It may be said, however, without entering into prohibited details, that by the fortifications on the islands, and on the hills adjacent to the canal entrance, as well as by a permanent system of submarine mines the Pacific entrance to the canal is made as nearly impregnable as the art of war permits. The locks at Miraflores are seven miles inland and the effective range of naval guns is fourteen miles, so that but for the fortifications and a fleet of our own to hold the hostile fleet well out to sea the very keystone of the canal structure would be menaced. Our government in building its new terminal city at Balboa had before it a very striking illustration of the way in which nations covet just such towns. Russia on completing her trans-Siberian railroad built at Port Arthur a terminal even grander and more costly than our new outpost on the Pacific. But the Japanese flag now waves over Port Arthur—and incidentally the fortifications of that famous terminal were also considered impregnable. Perhaps the impregnable fort like the unsinkable ship is yet to be found.

At Balboa the trip through the completed canal will be ended. It has covered a fraction over fifty miles, and has consumed, according to the speed of the ship and the “smartness” of her handling in locks, from seven to ten hours. He who was fortunate enough to make that voyage may well reflect on the weeks of time and the thousands of tons of coal necessary to carry his vessel from Colon to Balboa had the canal not existed.

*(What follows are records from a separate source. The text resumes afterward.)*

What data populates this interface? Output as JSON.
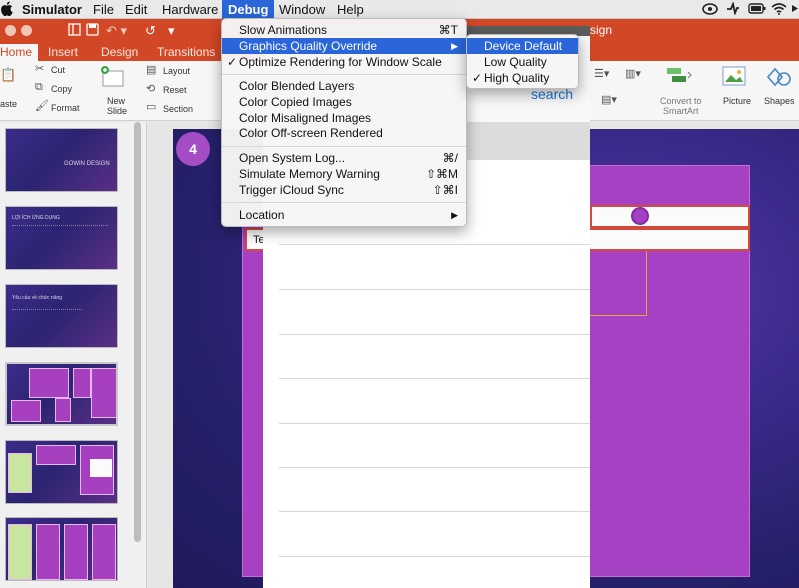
{
  "menubar": {
    "apple": "",
    "items": [
      "Simulator",
      "File",
      "Edit",
      "Hardware",
      "Debug",
      "Window",
      "Help"
    ],
    "active": "Debug"
  },
  "status_icons": [
    "creative-cloud-icon",
    "sync-icon",
    "battery-icon",
    "wifi-icon",
    "arrow-icon"
  ],
  "powerpoint": {
    "tabs": [
      "Home",
      "Insert",
      "Design",
      "Transitions"
    ],
    "selected_tab": "Home",
    "title_fragment": "sign",
    "ribbon": {
      "cut": "Cut",
      "copy": "Copy",
      "paste": "aste",
      "format": "Format",
      "new_slide_1": "New",
      "new_slide_2": "Slide",
      "layout": "Layout",
      "reset": "Reset",
      "section": "Section",
      "convert_1": "Convert to",
      "convert_2": "SmartArt",
      "picture": "Picture",
      "shapes": "Shapes"
    },
    "slide_number": "4",
    "slide_text_fragment": "Te",
    "thumbnails": [
      {
        "title": "GOWIN DESIGN"
      },
      {
        "title": "LỢI ÍCH ỨNG DỤNG"
      },
      {
        "title": "Yêu cầu về chức năng"
      },
      {
        "title": ""
      },
      {
        "title": ""
      },
      {
        "title": ""
      }
    ]
  },
  "simulator": {
    "search_label": "search"
  },
  "debug_menu": {
    "items": [
      {
        "label": "Slow Animations",
        "shortcut": "⌘T"
      },
      {
        "label": "Graphics Quality Override",
        "shortcut": "▶",
        "highlighted": true
      },
      {
        "label": "Optimize Rendering for Window Scale",
        "shortcut": "",
        "checked": true
      },
      {
        "label": "Color Blended Layers",
        "shortcut": ""
      },
      {
        "label": "Color Copied Images",
        "shortcut": ""
      },
      {
        "label": "Color Misaligned Images",
        "shortcut": ""
      },
      {
        "label": "Color Off-screen Rendered",
        "shortcut": ""
      },
      {
        "label": "Open System Log...",
        "shortcut": "⌘/"
      },
      {
        "label": "Simulate Memory Warning",
        "shortcut": "⇧⌘M"
      },
      {
        "label": "Trigger iCloud Sync",
        "shortcut": "⇧⌘I"
      },
      {
        "label": "Location",
        "shortcut": "▶"
      }
    ]
  },
  "graphics_submenu": {
    "items": [
      {
        "label": "Device Default",
        "highlighted": true,
        "checked": false
      },
      {
        "label": "Low Quality",
        "highlighted": false,
        "checked": false
      },
      {
        "label": "High Quality",
        "highlighted": false,
        "checked": true
      }
    ]
  },
  "colors": {
    "menu_highlight": "#2a66d9",
    "powerpoint_accent": "#d24726",
    "slide_box": "#a741c4",
    "search_blue": "#1a78d6"
  }
}
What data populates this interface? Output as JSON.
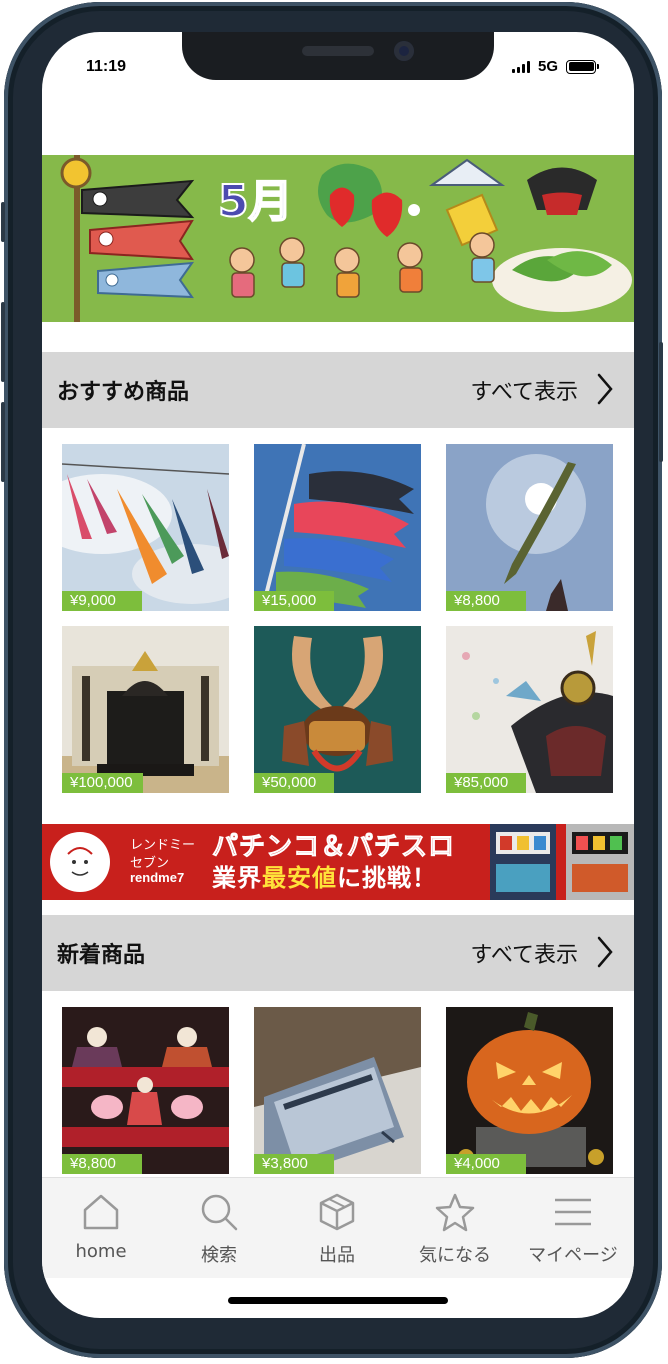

Photo by Underwood & Underwood

COMPLETED CANAL AT COROZAL

From Balboa to the ancient and yet gay city of Panama runs a trolley line by which the passenger, whose ship remains in port for a few days, or even a few hours, may with but little cost of time or money visit one of the quaintest towns on the North American continent. If the climate, or the seemingly ineradicable sluggishness of the Panamanian do not intervene the two towns should grow into one, though their governments must remain distinct, as the Republic of Panama naturally clings to its capital city. But seemingly the prospect of a great new port at his doors, open to the commerce of all the world, where ships from Hamburg and Hong Kong, from London and Lima, from Copenhagen and from Melbourne may all meet in passing their world-wide ways, excites the Panamanian not a whit. He exists content with his town as it is, reaching out but little for the new trade which this busy mart next door to him should bring. No new hotels are rising within the line of the old walls; no new air of haste or enterprise enlivens the placid streets and plazas. Perhaps in time Balboa may be the big town, and Panama as much outworn as that other Panama which Morgan left a mere group of ruins. It were a pity should it be so, for no new town, built of neat cement blocks, with a Y. M. C. A. club house as its crowning point of gaiety, can ever have the charm which even the casual visitor finds in ragged, bright-colored, crowded, gay and perhaps naughty Panama.


CHAPTER VIII
THE FORMATIVE PERIOD

American control of the canal, as I have already pointed out, was taken over without any particular ceremony immediately after the payment to Panama of the $10,000,000 provided for in the treaty. Indeed so slight was the friction incident to the transfer of ownership from the French to the Americans that several hundred laborers employed on the Culebra Cut went on with their work serenely unconscious of any change in management. But though work was uninterrupted the organization of the directing force took time and thought. It took more than that. It demanded the testing out of men in high place and the rejection of the unfit; patient experimenting with methods and the abandonment of those that failed to produce results. There was a long period of this experimental work which sorely tried the patience of the American people before the canal-digging organization fell into its stride and moved on with a certain and resistless progress toward the goal.